If so, that emerging Arab unity is likely to receive its first test at the upcoming Arab summit in Beirut (27-28 March), when both Iraqi weapons and Saudi Arabia's Mideast peace proposal will be on the agenda. The summit comes as the UN and Iraq have resumed discussion on a wide range of issues, including the possible return of arms inspectors. The UN and Iraq are to hold a second meeting next month in talks that recently resumed after a one-year interruption.

In the run-up to the summit, Baghdad has launched new waves of diplomacy of its own to respond to Cheney's regional tour and build support against any military action targeting Iraq. Saddam recently dispatched senior envoys to almost all Arab countries -- except Saudi Arabia and Kuwait, which have no diplomatic relations with Baghdad.

At the same time, Iraqi parliamentary speaker Saadoun Hammadi said yesterday that Baghdad will cooperate with the international community, to avoid "all pretexts for a U.S. invasion of Iraq." However, Iraqi Vice President Taha Yassin Ramadan qualified that position by saying Baghdad would accept only a conditional return of arms inspectors in which "locations to be searched were identified and a timetable is set up and respected."

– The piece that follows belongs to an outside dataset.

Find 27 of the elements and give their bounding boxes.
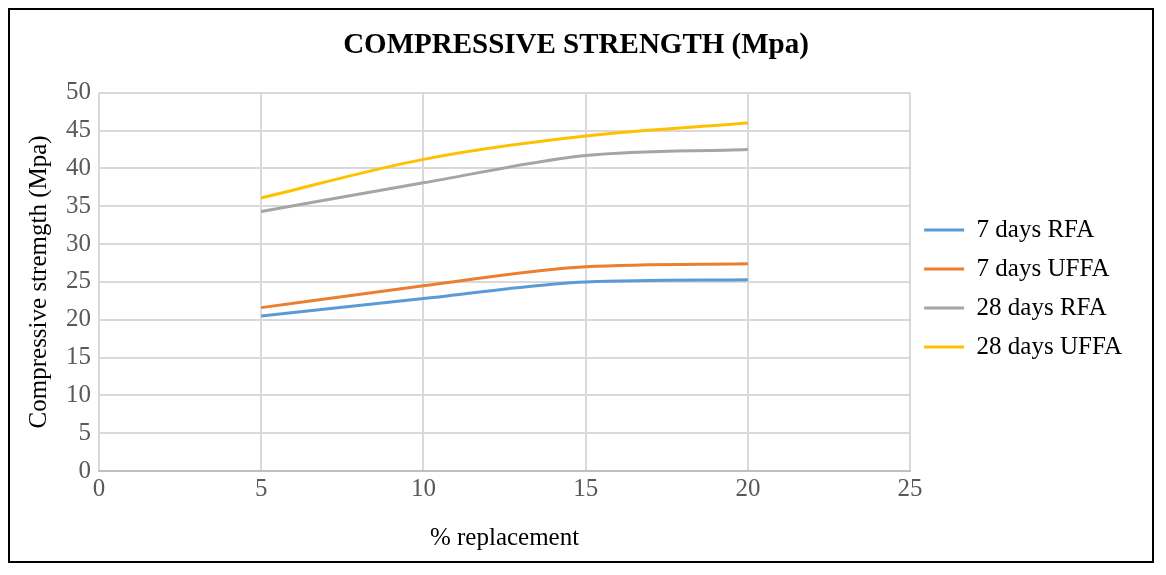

As Arab leaders now prepare for the Beirut summit, U.S. officials are trying to restart the Mideast peace process while saying little about the degree of support Cheney has -- or has not -- received in his private meetings on the subject of Iraq.

The U.S. vice president was in Jerusalem today, where he called for an end to violence and reaffirmed Washington's desire for a peace deal under which Israel and a Palestinian state exist side by side. Cheney, who has angered Palestinian leaders by refusing to meet with Yasser Arafat during his trip, conditionally offered today to hold separate talks with Arafat as early as next week.

Regarding his private meetings with Arab leaders earlier this week and last, Cheney told reporters in Bahrain only that his talks with Saudi Crown Prince Abdullah were "one of the warmest sessions I've ever had...in Saudi Arabia." He also announced that Abdullah has accepted an open invitation from U.S. President George W. Bush to visit him in Texas.

The Bush administration said this week that it believes the full results of Cheney's regional swing have yet to be tallied, and that the Arab leaders' support for tougher action on Iraq may be greater than they have expressed in public.

U.S. Deputy Defense Secretary Paul Wolfowitz told CNN last week that Arab leaders may be showing less cooperation with U.S. officials in statements intended for the Arab public than they may be offering the U.S. in private. Wolfowitz said that "There is a long record in diplomacy [and] particularly in the Middle East -- I think it is fair to say -- where people say one thing in public and another to you in private."